This dessert is awesome because you can have the mousse whipped up and set in the fridge the day before. You can use any berries you like. We have even been known to place a few chopped prunes in the bottom that have been soaking in port or Pedro Ximenez.
For an easy but impressive dinner party, serve this mousse in individual dishes. Start the meal with prep-ahead steak tartare and follow with chorizo and prawn pasta.
Ingredients
100 g | Chilli chocolate, chopped into small pieces, we used Whittaker's (Main) |
1 Tbsp | Caster sugar |
1 cup | Cream |
2 | Free-range egg yolks |
4 Tbsp | Blueberries |
4 | Marshmallows |
1 sprinkle | Cocoa powder, for dusting |
2 tsp | Cashous, golden ones |
1 handful | Edible flower, we used dianthus |
Directions
- Place the chocolate pieces into a microwave safe bowl. Heat gently for 20 seconds at a time until just melted. Be sure to watch this carefully as you don't want the chocolate to burn. Set aside to cool slightly.
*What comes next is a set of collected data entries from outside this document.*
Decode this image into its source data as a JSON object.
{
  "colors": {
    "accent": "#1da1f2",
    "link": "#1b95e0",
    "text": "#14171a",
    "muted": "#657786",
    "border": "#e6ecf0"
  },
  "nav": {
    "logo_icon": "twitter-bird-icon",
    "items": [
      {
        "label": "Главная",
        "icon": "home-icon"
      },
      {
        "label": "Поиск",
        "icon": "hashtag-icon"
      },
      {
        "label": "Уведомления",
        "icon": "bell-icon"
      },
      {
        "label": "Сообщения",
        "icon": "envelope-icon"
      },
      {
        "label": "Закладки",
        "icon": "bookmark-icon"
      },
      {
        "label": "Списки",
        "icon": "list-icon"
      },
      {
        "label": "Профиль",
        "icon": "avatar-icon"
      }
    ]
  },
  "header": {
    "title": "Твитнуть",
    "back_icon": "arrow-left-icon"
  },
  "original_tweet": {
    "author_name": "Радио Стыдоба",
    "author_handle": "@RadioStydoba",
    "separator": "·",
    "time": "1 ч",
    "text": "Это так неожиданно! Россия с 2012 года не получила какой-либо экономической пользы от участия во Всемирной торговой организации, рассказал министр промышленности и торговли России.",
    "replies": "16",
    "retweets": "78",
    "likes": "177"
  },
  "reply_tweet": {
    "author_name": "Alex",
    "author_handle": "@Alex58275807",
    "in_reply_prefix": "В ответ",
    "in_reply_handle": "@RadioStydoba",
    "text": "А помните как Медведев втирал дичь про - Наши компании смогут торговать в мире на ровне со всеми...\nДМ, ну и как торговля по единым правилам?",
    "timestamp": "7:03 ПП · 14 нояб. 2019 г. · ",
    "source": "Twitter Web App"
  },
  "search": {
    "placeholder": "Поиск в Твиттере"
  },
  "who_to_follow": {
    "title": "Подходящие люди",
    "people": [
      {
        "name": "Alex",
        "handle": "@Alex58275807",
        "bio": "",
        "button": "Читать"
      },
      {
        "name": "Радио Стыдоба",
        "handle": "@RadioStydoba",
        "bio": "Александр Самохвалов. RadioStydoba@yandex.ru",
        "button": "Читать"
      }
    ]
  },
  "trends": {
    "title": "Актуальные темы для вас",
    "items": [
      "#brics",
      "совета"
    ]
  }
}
- Meanwhile whip the sugar and cream until medium peaks form.
- Whisk the egg yolks in to the chocolate. Add⅓of the cream mix to the chocolate and gently fold together. Once combined, fold through the rest of the cream.
- Divide the blueberries among 4 serving dishes and top with the chocolate mousse and smooth the top with a palette knife. Leave the fridge for at least one hour to set.
- To serve, dust with cocoa and decorate with the marshmallows, golden cashous and flowers.